In June 2005, a federal court in Canada declared Calgon Carbon’s patent to be invalid, characterizing Calgon Carbon’s process for the inactivation of Cryptosporidium in drinking water using ultraviolet light as a discovery rather than an invention. Calgon Carbon appealed that decision, and the appeal was allowed. In reversing the lower court’s decision, the Canadian Federal Court of Appeal stated, “What is new and was not previously known is that using UV light at particular levels adequately treats water to prevent crypto infection. Because of this, a more costly means of producing that desired result can be avoided. That meets the definition ‘invention’.”

Later this month, the U.S. Environmental Protection Agency is expected to promulgate final regulations for the prevention of infection from Cryptosporidium which will include ultraviolet light as a primary treatment methodology. Until Calgon Carbon’s invention of a process for employing UV light to inactivate Cryptosporidium, the scientific community had rejected UV as a feasible option for treatment of the parasite.

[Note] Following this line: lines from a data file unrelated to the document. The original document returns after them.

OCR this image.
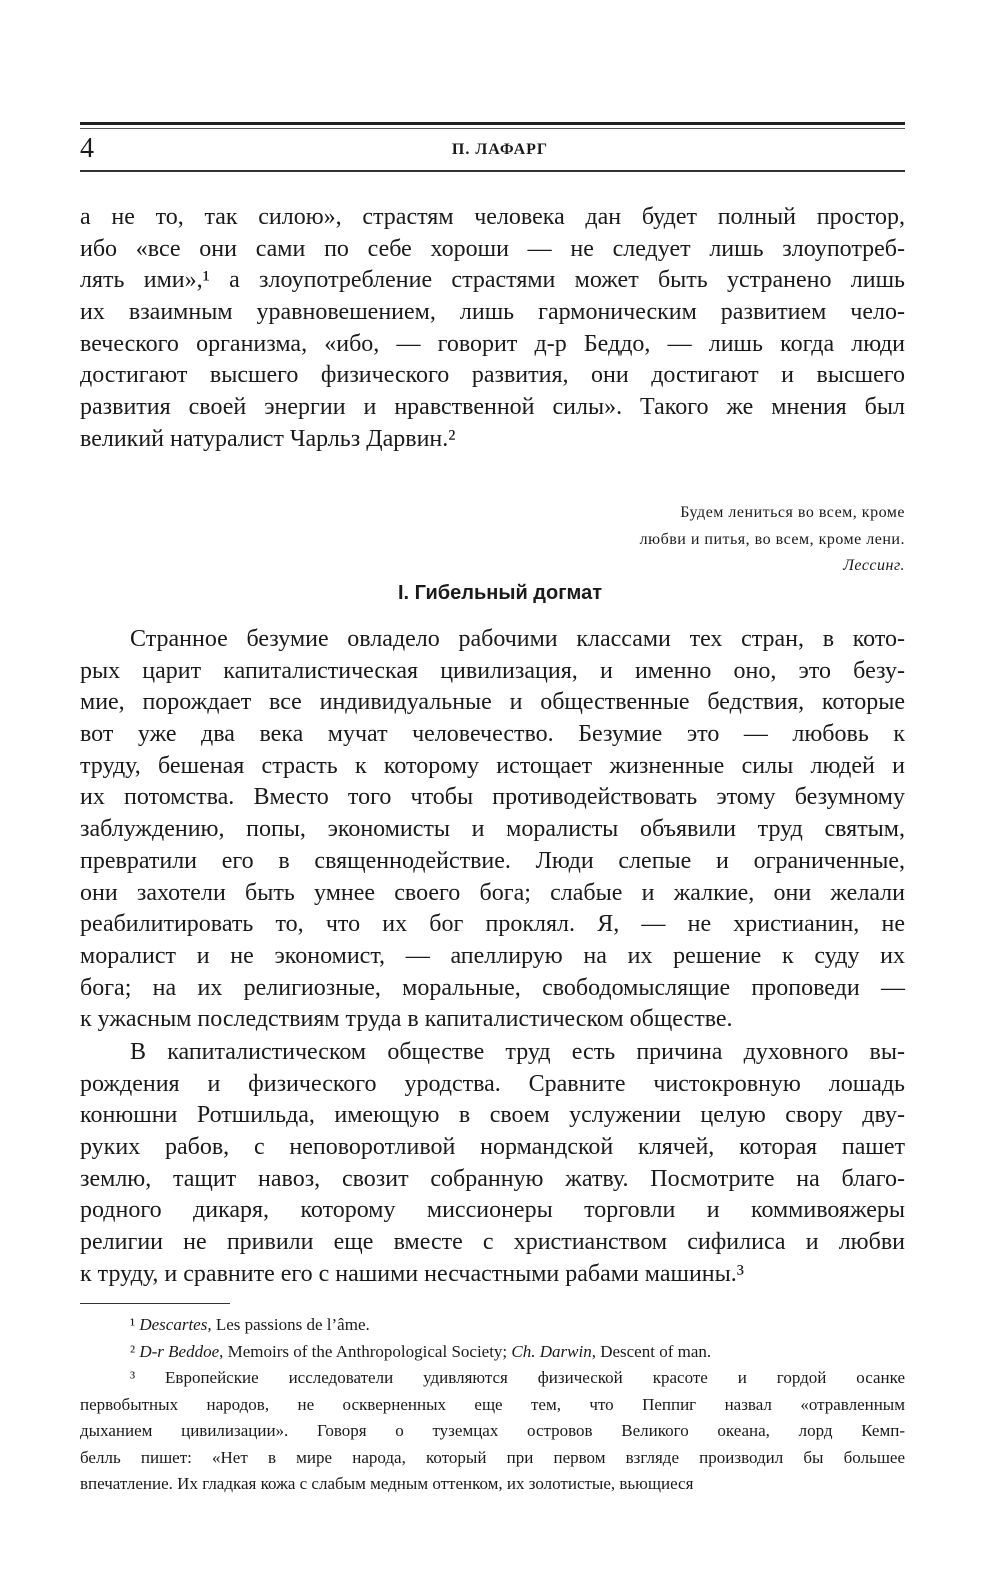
4	П. ЛАФАРГ
а не то, так силою», страстям человека дан будет полный простор,
ибо «все они сами по себе хороши — не следует лишь злоупотреб-
лять ими»,¹ а злоупотребление страстями может быть устранено лишь
их взаимным уравновешением, лишь гармоническим развитием чело-
веческого организма, «ибо, — говорит д-р Беддо, — лишь когда люди
достигают высшего физического развития, они достигают и высшего
развития своей энергии и нравственной силы». Такого же мнения был
великий натуралист Чарльз Дарвин.²
Будем лениться во всем, кроме
любви и питья, во всем, кроме лени.
Лессинг.
I. Гибельный догмат
Странное безумие овладело рабочими классами тех стран, в кото-
рых царит капиталистическая цивилизация, и именно оно, это безу-
мие, порождает все индивидуальные и общественные бедствия, которые
вот уже два века мучат человечество. Безумие это — любовь к
труду, бешеная страсть к которому истощает жизненные силы людей и
их потомства. Вместо того чтобы противодействовать этому безумному
заблуждению, попы, экономисты и моралисты объявили труд святым,
превратили его в священнодействие. Люди слепые и ограниченные,
они захотели быть умнее своего бога; слабые и жалкие, они желали
реабилитировать то, что их бог проклял. Я, — не христианин, не
моралист и не экономист, — апеллирую на их решение к суду их
бога; на их религиозные, моральные, свободомыслящие проповеди —
к ужасным последствиям труда в капиталистическом обществе.
В капиталистическом обществе труд есть причина духовного вы-
рождения и физического уродства. Сравните чистокровную лошадь
конюшни Ротшильда, имеющую в своем услужении целую свору дву-
руких рабов, с неповоротливой нормандской клячей, которая пашет
землю, тащит навоз, свозит собранную жатву. Посмотрите на благо-
родного дикаря, которому миссионеры торговли и коммивояжеры
религии не привили еще вместе с христианством сифилиса и любви
к труду, и сравните его с нашими несчастными рабами машины.³
¹ Descartes, Les passions de l’âme.
² D-r Beddoe, Memoirs of the Anthropological Society; Ch. Darwin, Descent of man.
³ Европейские исследователи удивляются физической красоте и гордой осанке
первобытных народов, не оскверненных еще тем, что Пеппиг назвал «отравленным
дыханием цивилизации». Говоря о туземцах островов Великого океана, лорд Кемп-
белль пишет: «Нет в мире народа, который при первом взгляде производил бы большее
впечатление. Их гладкая кожа с слабым медным оттенком, их золотистые, вьющиеся
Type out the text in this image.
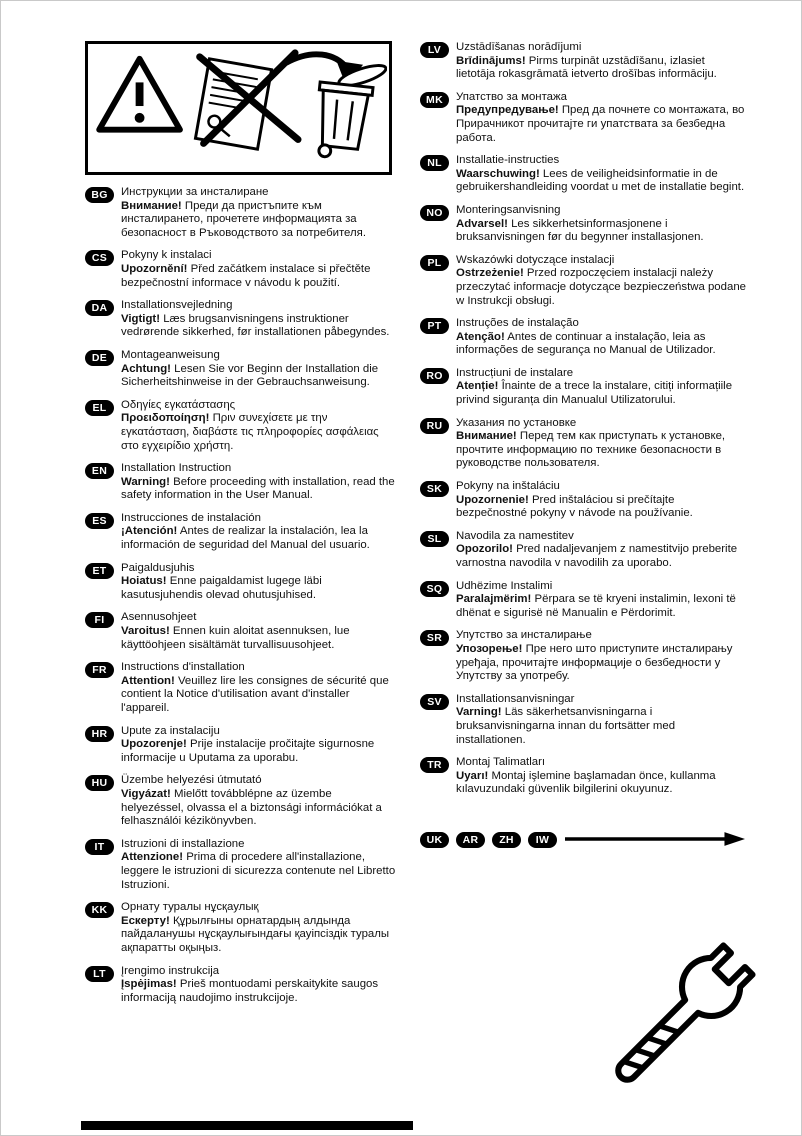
BG	Инструкции за инсталиране

Внимание! Преди да пристъпите към инсталирането, прочетете информацията за безопасност в Ръководството за потребителя.

CS	Pokyny k instalaci

Upozornění! Před začátkem instalace si přečtěte bezpečnostní informace v návodu k použití.

DA	Installationsvejledning

Vigtigt! Læs brugsanvisningens instruktioner vedrørende sikkerhed, før installationen påbegyndes.

DE	Montageanweisung

Achtung! Lesen Sie vor Beginn der Installation die Sicherheitshinweise in der Gebrauchsanweisung.

EL	Οδηγίες εγκατάστασης

Προειδοποίηση! Πριν συνεχίσετε με την εγκατάσταση, διαβάστε τις πληροφορίες ασφάλειας στο εγχειρίδιο χρήστη.

EN	Installation Instruction

Warning! Before proceeding with installation, read the safety information in the User Manual.

ES	Instrucciones de instalación

¡Atención! Antes de realizar la instalación, lea la información de seguridad del Manual del usuario.

ET	Paigaldusjuhis

Hoiatus! Enne paigaldamist lugege läbi kasutusjuhendis olevad ohutusjuhised.

FI	Asennusohjeet

Varoitus! Ennen kuin aloitat asennuksen, lue käyttöohjeen sisältämät turvallisuusohjeet.

FR	Instructions d'installation

Attention! Veuillez lire les consignes de sécurité que contient la Notice d'utilisation avant d'installer l'appareil.

HR	Upute za instalaciju

Upozorenje! Prije instalacije pročitajte sigurnosne informacije u Uputama za uporabu.

HU	Üzembe helyezési útmutató

Vigyázat! Mielőtt továbblépne az üzembe helyezéssel, olvassa el a biztonsági információkat a felhasználói kézikönyvben.

IT	Istruzioni di installazione

Attenzione! Prima di procedere all'installazione, leggere le istruzioni di sicurezza contenute nel Libretto Istruzioni.

KK	Орнату туралы нұсқаулық

Ескерту! Құрылғыны орнатардың алдында пайдаланушы нұсқаулығындағы қауіпсіздік туралы ақпаратты оқыңыз.

LT	Įrengimo instrukcija

Įspėjimas! Prieš montuodami perskaitykite saugos informaciją naudojimo instrukcijoje.

LV	Uzstādīšanas norādījumi

Brīdinājums! Pirms turpināt uzstādīšanu, izlasiet lietotāja rokasgrāmatā ietverto drošības informāciju.

MK	Упатство за монтажа

Предупредување! Пред да почнете со монтажата, во Прирачникот прочитајте ги упатствата за безбедна работа.

NL	Installatie-instructies

Waarschuwing! Lees de veiligheidsinformatie in de gebruikershandleiding voordat u met de installatie begint.

NO	Monteringsanvisning

Advarsel! Les sikkerhetsinformasjonene i bruksanvisningen før du begynner installasjonen.

PL	Wskazówki dotyczące instalacji

Ostrzeżenie! Przed rozpoczęciem instalacji należy przeczytać informacje dotyczące bezpieczeństwa podane w Instrukcji obsługi.

PT	Instruções de instalação

Atenção! Antes de continuar a instalação, leia as informações de segurança no Manual de Utilizador.

RO	Instrucțiuni de instalare

Atenție! Înainte de a trece la instalare, citiți informațiile privind siguranța din Manualul Utilizatorului.

RU	Указания по установке

Внимание! Перед тем как приступать к установке, прочтите информацию по технике безопасности в руководстве пользователя.

SK	Pokyny na inštaláciu

Upozornenie! Pred inštaláciou si prečítajte bezpečnostné pokyny v návode na používanie.

SL	Navodila za namestitev

Opozorilo! Pred nadaljevanjem z namestitvijo preberite varnostna navodila v navodilih za uporabo.

SQ	Udhëzime Instalimi

Paralajmërim! Përpara se të kryeni instalimin, lexoni të dhënat e sigurisë në Manualin e Përdorimit.

SR	Упутство за инсталирање

Упозорење! Пре него што приступите инсталирању уређаја, прочитајте информације о безбедности у Упутству за употребу.

SV	Installationsanvisningar

Varning! Läs säkerhetsanvisningarna i bruksanvisningarna innan du fortsätter med installationen.

TR	Montaj Talimatları

Uyarı! Montaj işlemine başlamadan önce, kullanma kılavuzundaki güvenlik bilgilerini okuyunuz.

UK	AR	ZH	IW
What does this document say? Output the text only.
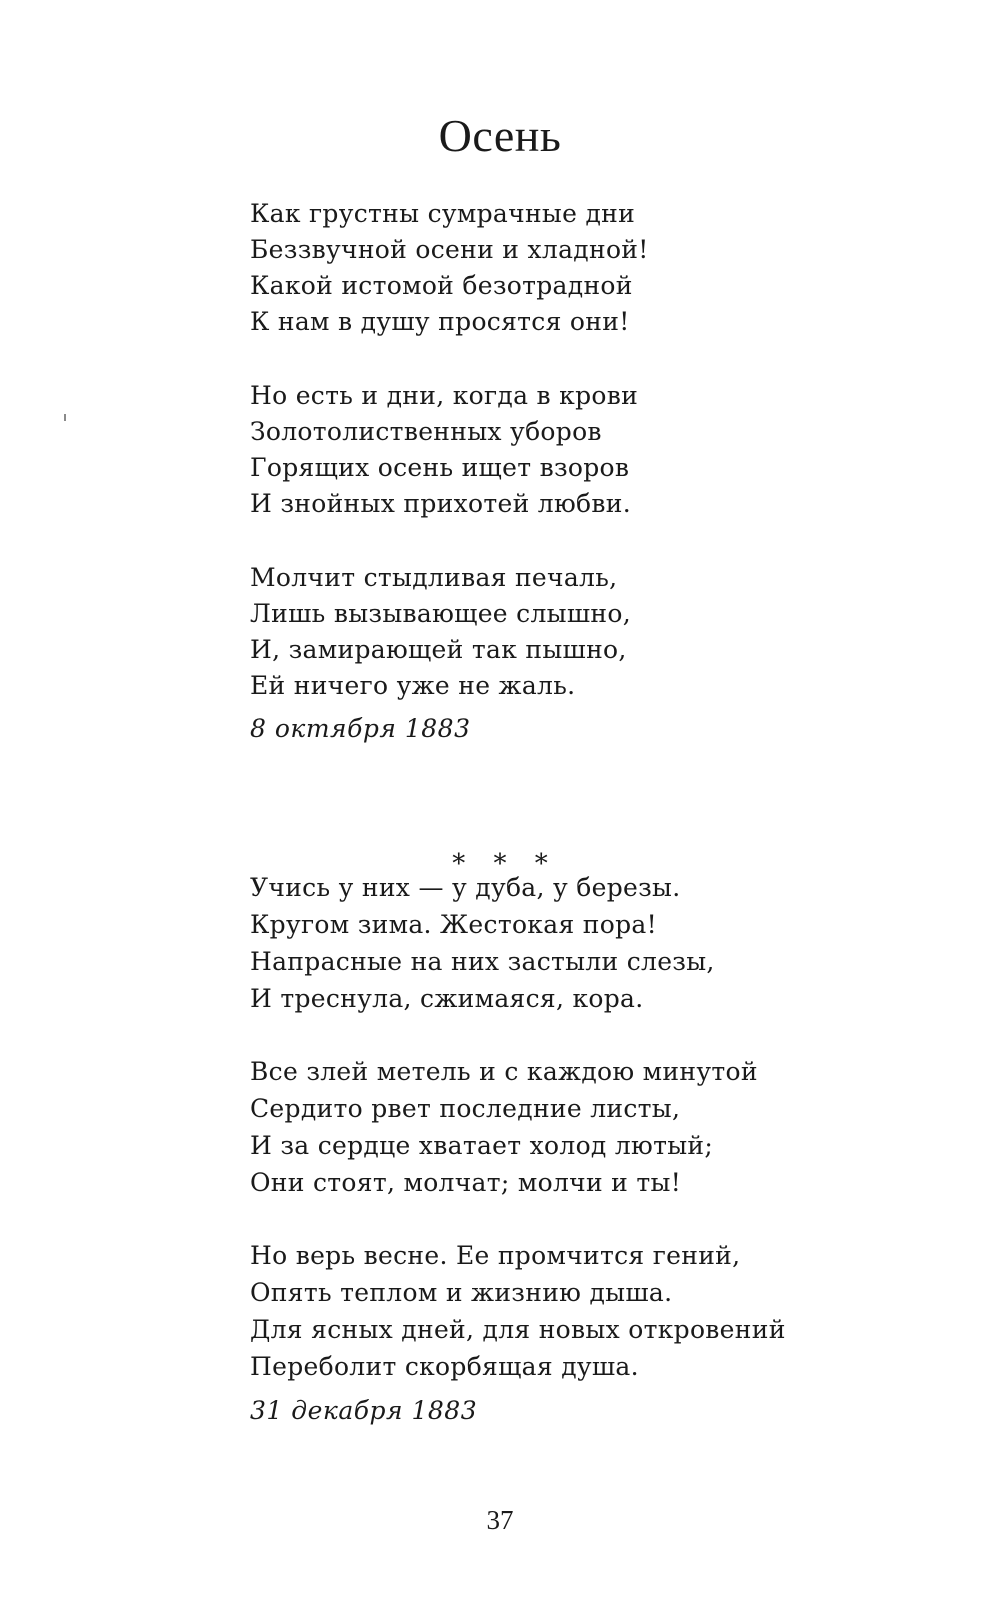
Осень
Как грустны сумрачные дни
Беззвучной осени и хладной!
Какой истомой безотрадной
К нам в душу просятся они!
Но есть и дни, когда в крови
Золотолиственных уборов
Горящих осень ищет взоров
И знойных прихотей любви.
Молчит стыдливая печаль,
Лишь вызывающее слышно,
И, замирающей так пышно,
Ей ничего уже не жаль.
8 октября 1883
* * *
Учись у них — у дуба, у березы.
Кругом зима. Жестокая пора!
Напрасные на них застыли слезы,
И треснула, сжимаяся, кора.
Все злей метель и с каждою минутой
Сердито рвет последние листы,
И за сердце хватает холод лютый;
Они стоят, молчат; молчи и ты!
Но верь весне. Ее промчится гений,
Опять теплом и жизнию дыша.
Для ясных дней, для новых откровений
Переболит скорбящая душа.
31 декабря 1883
37
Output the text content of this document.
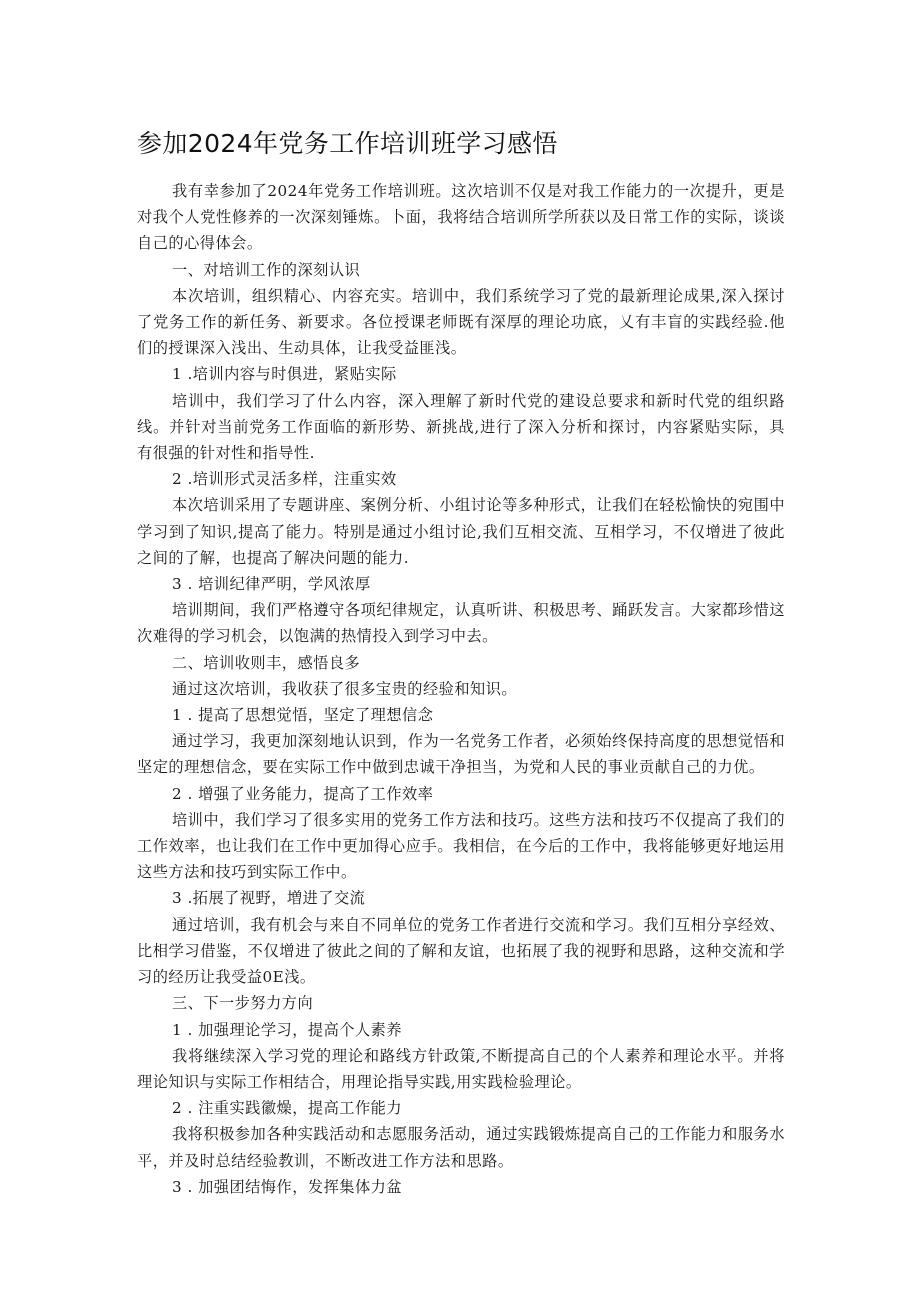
参加2024年党务工作培训班学习感悟

我有幸参加了2024年党务工作培训班。这次培训不仅是对我工作能力的一次提升，更是对我个人党性修养的一次深刻锤炼。卜面，我将结合培训所学所获以及日常工作的实际，谈谈自己的心得体会。

一、对培训工作的深刻认识

本次培训，组织精心、内容充实。培训中，我们系统学习了党的最新理论成果,深入探讨了党务工作的新任务、新要求。各位授课老师既有深厚的理论功底，乂有丰盲的实践经验.他们的授课深入浅出、生动具体，让我受益匪浅。

1 .培训内容与时俱进，紧贴实际

培训中，我们学习了什么内容，深入理解了新时代党的建设总要求和新时代党的组织路线。并针对当前党务工作面临的新形势、新挑战,进行了深入分析和探讨，内容紧贴实际，具有很强的针对性和指导性.

2 .培训形式灵活多样，注重实效

本次培训采用了专题讲座、案例分析、小组讨论等多种形式，让我们在轻松愉快的宛围中学习到了知识,提高了能力。特别是通过小组讨论,我们互相交流、互相学习，不仅增进了彼此之间的了解，也提高了解决问题的能力.

3 . 培训纪律严明，学风浓厚

培训期间，我们严格遵守各项纪律规定，认真听讲、积极思考、踊跃发言。大家都珍惜这次难得的学习机会，以饱满的热情投入到学习中去。

二、培训收则丰，感悟良多

通过这次培训，我收获了很多宝贵的经验和知识。

1 . 提高了思想觉悟，坚定了理想信念

通过学习，我更加深刻地认识到，作为一名党务工作者，必须始终保持高度的思想觉悟和坚定的理想信念，要在实际工作中做到忠诚干净担当，为党和人民的事业贡献自己的力优。

2 . 增强了业务能力，提高了工作效率

培训中，我们学习了很多实用的党务工作方法和技巧。这些方法和技巧不仅提高了我们的工作效率，也让我们在工作中更加得心应手。我相信，在今后的工作中，我将能够更好地运用这些方法和技巧到实际工作中。

3 .拓展了视野，増进了交流

通过培训，我有机会与来自不同单位的党务工作者进行交流和学习。我们互相分享经效、比相学习借鉴，不仅增进了彼此之间的了解和友谊，也拓展了我的视野和思路，这种交流和学习的经历让我受益0E浅。

三、下一步努力方向

1 . 加强理论学习，提高个人素养

我将继续深入学习党的理论和路线方针政策,不断提高自己的个人素养和理论水平。并将理论知识与实际工作相结合，用理论指导实践,用实践检验理论。

2 . 注重实践徽燥，提高工作能力

我将积极参加各种实践活动和志愿服务活动，通过实践锻炼提高自己的工作能力和服务水平，并及时总结经验教训，不断改进工作方法和思路。

3 . 加强团结悔作，发挥集体力盆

Cryptosporidium is a major health concern worldwide because it may be found in drinking water whose source is surface water. When ingested, it can cause cryptosporidiosis which can be fatal in individuals with suppressed immune systems.

Calgon Carbon Corporation, headquartered in Pittsburgh, Pennsylvania, is a global leader in services and solutions for making air and water cleaner and safer. The company employs approximately 1,100 people at 16 operating facilities and 27 sales and service centers worldwide.

The Private Securities Litigation Reform Act of 1995 provides a “safe harbor” for forward-looking statements. This document contains certain statements that are forward-looking relative to the company’s future strategy and performance. They involve known and unknown risks and uncertainties that may cause the company’s actual results in future periods to be materially different from any future performance.